在 2018/1/18 7:24, Bart Van Assche 写道:
When the SCSI scanning code discovers a SCSI device it calls the driver core
function device_add() to associate a SCSI ULD with the device. The driver
core invokes the probing function for the matching SCSI ULP, e.g. sd_probe().
In order to minimize the time needed to scan SCSI targets that have a large
number of LUNs, the SCSI disk driver scans LUNs asynchronously by starting
the actual probing work asynchronously from inside sd_probe()

An unfortunate aspect of how SCSI disk probing works today is that there is
unnecessary serialization between probing and removal activity. For a
possible approach of how to increase SCSI disk probing concurrency, see also
[PATCH] sd: Increase SCSI disk probing concurrency, linux-scsi mailing list,
December 2017 (https://www.spinics.net/lists/linux-scsi/msg115657.html).
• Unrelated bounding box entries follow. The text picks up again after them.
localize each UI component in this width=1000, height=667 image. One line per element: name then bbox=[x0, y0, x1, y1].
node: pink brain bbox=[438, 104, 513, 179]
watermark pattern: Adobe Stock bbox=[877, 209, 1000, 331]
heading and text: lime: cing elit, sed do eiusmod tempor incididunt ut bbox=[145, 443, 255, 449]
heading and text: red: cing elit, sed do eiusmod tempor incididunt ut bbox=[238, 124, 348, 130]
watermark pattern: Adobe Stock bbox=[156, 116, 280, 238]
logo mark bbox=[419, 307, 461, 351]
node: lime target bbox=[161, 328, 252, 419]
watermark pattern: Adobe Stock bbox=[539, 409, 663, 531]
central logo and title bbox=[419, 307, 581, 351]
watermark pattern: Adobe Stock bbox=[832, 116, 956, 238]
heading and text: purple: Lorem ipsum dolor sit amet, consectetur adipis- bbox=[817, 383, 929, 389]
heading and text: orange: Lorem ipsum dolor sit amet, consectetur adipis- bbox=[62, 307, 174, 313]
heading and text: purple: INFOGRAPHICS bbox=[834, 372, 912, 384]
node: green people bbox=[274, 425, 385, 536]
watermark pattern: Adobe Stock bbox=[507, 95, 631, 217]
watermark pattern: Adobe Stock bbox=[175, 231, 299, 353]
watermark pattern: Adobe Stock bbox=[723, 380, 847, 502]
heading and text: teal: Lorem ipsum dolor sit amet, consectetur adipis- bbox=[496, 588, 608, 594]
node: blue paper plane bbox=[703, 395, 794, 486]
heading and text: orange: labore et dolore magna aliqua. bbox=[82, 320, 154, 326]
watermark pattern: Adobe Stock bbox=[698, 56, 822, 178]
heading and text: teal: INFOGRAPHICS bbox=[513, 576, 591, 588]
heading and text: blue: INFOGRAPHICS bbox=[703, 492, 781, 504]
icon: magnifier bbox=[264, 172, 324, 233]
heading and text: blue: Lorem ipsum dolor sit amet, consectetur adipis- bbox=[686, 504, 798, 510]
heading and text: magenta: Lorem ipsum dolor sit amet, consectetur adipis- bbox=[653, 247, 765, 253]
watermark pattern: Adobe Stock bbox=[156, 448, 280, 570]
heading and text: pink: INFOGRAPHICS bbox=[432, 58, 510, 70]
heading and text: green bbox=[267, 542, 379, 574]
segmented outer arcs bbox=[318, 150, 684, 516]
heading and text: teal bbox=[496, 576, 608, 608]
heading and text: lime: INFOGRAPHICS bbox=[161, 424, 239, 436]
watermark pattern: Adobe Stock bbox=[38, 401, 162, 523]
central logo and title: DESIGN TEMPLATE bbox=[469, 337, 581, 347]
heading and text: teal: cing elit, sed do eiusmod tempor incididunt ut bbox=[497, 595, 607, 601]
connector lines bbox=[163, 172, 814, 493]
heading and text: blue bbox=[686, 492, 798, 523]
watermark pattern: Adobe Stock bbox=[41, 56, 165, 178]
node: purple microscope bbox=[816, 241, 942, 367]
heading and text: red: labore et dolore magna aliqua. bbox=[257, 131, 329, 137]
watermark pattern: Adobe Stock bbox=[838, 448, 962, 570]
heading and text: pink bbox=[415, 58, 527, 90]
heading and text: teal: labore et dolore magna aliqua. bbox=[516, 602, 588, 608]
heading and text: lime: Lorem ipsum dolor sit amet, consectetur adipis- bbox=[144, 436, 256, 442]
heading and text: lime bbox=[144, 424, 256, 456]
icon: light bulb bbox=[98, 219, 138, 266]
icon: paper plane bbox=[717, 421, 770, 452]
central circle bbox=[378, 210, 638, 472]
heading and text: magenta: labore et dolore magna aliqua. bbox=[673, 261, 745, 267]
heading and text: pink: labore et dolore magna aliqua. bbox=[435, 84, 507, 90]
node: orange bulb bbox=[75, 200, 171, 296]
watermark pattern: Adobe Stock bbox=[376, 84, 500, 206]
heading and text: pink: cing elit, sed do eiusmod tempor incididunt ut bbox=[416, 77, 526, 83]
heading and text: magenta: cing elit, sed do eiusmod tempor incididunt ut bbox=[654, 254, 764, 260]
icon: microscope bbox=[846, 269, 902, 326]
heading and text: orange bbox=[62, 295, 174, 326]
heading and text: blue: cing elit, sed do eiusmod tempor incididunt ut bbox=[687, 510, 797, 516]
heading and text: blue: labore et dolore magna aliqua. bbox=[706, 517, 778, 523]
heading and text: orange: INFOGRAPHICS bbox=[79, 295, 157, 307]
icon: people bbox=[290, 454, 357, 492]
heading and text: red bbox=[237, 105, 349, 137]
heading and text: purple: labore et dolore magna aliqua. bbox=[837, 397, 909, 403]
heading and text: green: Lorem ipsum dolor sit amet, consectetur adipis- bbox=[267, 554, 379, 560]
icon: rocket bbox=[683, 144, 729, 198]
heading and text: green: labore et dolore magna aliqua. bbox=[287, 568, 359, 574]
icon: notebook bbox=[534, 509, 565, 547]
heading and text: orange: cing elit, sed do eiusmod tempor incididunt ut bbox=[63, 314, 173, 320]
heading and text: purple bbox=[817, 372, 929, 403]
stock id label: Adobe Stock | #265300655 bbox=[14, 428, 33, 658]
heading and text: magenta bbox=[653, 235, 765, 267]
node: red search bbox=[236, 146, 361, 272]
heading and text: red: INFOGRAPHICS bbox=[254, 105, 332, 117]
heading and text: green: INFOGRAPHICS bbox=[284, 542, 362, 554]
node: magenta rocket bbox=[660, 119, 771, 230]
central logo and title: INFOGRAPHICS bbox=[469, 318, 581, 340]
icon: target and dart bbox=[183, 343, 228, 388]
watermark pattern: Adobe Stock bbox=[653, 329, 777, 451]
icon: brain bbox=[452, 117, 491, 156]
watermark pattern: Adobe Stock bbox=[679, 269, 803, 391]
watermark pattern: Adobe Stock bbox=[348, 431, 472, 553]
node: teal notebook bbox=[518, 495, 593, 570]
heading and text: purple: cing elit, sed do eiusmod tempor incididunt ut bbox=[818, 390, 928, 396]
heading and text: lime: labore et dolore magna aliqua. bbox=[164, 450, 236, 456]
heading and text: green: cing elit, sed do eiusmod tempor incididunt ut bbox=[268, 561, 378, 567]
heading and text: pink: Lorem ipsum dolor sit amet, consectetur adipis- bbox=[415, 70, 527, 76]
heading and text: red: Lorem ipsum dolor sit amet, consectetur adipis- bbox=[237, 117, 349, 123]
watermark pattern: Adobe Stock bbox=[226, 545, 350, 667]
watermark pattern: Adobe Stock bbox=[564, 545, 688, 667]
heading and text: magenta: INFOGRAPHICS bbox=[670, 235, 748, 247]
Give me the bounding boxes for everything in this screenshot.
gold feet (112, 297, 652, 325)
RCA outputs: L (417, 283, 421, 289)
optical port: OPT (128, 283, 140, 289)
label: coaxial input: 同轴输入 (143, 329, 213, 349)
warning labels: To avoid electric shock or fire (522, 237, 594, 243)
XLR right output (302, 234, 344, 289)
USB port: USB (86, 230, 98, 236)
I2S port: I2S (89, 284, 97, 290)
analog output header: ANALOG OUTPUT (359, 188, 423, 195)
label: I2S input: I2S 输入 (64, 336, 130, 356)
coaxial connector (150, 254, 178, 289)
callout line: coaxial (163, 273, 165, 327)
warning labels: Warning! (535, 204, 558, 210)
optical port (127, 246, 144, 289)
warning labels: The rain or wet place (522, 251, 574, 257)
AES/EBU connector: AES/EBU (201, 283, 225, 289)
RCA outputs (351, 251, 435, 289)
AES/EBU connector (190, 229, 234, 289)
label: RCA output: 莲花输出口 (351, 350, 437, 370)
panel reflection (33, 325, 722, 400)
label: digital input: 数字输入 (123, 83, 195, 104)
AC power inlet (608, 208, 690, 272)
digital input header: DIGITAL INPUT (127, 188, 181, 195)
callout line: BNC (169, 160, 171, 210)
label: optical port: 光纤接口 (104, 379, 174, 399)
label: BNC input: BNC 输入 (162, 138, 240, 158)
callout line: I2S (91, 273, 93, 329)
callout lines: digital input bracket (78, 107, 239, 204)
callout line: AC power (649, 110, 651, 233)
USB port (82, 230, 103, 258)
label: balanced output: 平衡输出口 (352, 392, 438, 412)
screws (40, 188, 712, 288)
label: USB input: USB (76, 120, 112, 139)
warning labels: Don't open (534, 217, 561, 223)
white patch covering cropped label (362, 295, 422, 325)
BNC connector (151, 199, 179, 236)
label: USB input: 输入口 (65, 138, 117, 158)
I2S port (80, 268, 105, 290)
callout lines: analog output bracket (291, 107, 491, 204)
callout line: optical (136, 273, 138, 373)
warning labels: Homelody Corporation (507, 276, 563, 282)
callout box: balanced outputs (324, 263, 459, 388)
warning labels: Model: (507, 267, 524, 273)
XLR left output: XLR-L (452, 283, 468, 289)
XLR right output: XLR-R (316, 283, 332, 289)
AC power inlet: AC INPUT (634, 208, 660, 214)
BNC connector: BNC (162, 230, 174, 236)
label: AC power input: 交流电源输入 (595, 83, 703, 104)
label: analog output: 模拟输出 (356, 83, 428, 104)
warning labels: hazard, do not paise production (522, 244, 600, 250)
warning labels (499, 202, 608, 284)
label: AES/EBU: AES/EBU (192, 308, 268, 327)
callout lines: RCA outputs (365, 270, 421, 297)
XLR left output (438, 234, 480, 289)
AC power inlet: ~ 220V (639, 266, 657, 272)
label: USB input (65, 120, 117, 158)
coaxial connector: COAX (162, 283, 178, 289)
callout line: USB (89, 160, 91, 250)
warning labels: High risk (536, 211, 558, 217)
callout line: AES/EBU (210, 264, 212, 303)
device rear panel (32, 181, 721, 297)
A second unfortunate aspect of SCSI disk probing is that certain race
conditions in the block layer are hit if removal starts before asynchronous
probing has finished. This is because the driver core is unaware that the
SCSI disk code works asynchronously.

Additionally, the SCSI disk asynchronous probing approach is incompatible
with the power management code. The power management code calls
wait_for_device_probe() in the driver core to wait for device probing
activity to finish. wait_for_device_probe() however is unaware of the
asynchronous probing in the SCSI sd driver and hence doesn't wait for the
SCSI sd probing activity to finish.

I encountered and reported a similar issue which it seems there is a 
race between device_resume and removing disk:
https://www.spinics.net/lists/linux-scsi/msg115069.html

My proposal is to hold a session to discus potential solutions for
increasing SCSI disk probing concurrency in a way that is compatible with
the driver core and the power management subsystem.